October 7, 2012 6:46 am

The definition of EDP given above is not quite correct. The problem is to bound all partial sums of the function along HAPs, not just the sums that go all the way up to $n$.

(Indeed, the conjecture as stated is trivially false: one can take $C=1$ and define $f$ by $f(m) = +1$ if $m \leq n/2$ and $f(m) = -1$ if $m > n/2$.)

(The definition given in the paper is correct …)

October 7, 2012 4:19 pm

Thanks for the correction. Now fixed.

October 16, 2014 6:13 am

Great post.

Are the following known? Any references or pointers would be welcome.

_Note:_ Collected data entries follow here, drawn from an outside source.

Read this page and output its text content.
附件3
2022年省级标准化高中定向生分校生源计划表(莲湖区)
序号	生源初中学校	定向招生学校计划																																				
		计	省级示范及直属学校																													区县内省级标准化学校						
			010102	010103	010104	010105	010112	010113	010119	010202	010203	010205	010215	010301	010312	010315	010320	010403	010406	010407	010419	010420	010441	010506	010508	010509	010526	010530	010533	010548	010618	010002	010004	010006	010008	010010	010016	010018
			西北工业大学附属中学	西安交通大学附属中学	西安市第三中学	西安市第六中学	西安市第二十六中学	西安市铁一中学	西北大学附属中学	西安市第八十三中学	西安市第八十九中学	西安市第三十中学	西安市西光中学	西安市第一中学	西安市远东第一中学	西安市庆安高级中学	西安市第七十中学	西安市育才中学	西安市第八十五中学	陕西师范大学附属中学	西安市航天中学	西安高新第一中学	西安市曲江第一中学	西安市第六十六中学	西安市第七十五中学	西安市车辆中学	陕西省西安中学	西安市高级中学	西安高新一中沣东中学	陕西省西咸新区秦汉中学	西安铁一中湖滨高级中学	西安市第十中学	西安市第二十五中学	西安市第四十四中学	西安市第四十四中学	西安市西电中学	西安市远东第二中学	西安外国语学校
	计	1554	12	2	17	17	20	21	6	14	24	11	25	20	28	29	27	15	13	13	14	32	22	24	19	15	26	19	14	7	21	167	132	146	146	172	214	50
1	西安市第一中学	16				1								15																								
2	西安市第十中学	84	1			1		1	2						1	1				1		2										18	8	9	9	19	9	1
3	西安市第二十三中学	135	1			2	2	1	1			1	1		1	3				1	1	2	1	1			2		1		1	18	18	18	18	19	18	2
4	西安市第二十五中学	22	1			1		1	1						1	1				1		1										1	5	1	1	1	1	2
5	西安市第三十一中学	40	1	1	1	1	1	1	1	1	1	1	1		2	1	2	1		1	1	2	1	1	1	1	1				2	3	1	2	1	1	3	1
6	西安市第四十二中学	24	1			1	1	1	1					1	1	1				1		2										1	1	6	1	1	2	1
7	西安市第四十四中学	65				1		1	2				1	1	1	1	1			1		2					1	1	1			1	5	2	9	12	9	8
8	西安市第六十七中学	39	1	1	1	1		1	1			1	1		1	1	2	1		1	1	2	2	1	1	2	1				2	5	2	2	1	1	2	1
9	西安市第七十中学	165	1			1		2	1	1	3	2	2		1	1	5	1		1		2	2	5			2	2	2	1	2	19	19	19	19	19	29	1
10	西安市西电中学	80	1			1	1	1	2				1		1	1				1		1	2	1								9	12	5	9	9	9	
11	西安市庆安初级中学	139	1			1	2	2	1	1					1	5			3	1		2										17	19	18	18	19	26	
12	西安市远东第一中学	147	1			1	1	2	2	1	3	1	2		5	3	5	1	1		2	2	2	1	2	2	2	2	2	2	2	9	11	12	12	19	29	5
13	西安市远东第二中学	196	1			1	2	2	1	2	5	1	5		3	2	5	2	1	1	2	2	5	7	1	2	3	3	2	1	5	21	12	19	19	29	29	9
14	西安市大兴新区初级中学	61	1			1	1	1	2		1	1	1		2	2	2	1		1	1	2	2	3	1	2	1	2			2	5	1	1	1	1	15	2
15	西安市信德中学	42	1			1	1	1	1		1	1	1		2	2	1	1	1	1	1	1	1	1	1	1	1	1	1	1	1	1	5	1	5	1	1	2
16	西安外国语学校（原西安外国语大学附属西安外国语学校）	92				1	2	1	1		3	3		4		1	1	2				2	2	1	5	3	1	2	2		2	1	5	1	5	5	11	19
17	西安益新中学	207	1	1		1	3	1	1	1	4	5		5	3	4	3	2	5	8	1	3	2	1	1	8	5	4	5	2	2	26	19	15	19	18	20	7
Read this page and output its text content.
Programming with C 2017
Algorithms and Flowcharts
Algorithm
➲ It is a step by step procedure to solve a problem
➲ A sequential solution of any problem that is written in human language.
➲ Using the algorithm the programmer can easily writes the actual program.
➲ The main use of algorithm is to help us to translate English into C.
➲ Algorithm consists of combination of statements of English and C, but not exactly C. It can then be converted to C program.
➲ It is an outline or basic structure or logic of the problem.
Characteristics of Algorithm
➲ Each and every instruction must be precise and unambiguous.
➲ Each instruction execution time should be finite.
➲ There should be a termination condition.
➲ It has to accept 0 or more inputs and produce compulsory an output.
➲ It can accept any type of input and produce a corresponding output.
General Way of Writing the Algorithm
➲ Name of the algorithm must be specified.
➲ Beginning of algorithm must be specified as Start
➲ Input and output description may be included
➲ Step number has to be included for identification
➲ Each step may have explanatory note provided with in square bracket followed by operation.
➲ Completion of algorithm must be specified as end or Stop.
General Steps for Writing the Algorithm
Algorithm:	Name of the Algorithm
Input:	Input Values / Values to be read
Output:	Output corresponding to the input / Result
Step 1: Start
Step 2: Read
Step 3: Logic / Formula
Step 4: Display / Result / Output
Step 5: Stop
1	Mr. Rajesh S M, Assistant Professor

1. Fix $n$. Let $A_k$ be the $C_k^n \times 2^n$ matrix encoding subcube queries with $k$ of $n$ input variables fixed. What is the (plain, nonhereditary) discrepancy of $A$? In the 2 norm? In the infinity norm?

2. What about including all $k$ from 1 to $n$? Hence what is the discrepancy of all subcube queries?

• October 17, 2014 7:40 am

For subcubes of co-dimension $k$, the discrepancy is 0 if $k < n-1$ and 1 otherwise (in the infinity norm, $lates \sqrt{n}$ in $\ell_2$). For all subcubes, it is 1 in infinity norm and $\sqrt{n}$ in $\ell_2$.

All of these are achieved by the parity coloring: the color of $v \in \{0, 1\}^n$ is $(-1)^{\sum_i v_i}$. It is easy to see this has discrepancy 0 for any subcube of dimension greater than 0 (i.e. any subcube which is not a vertex).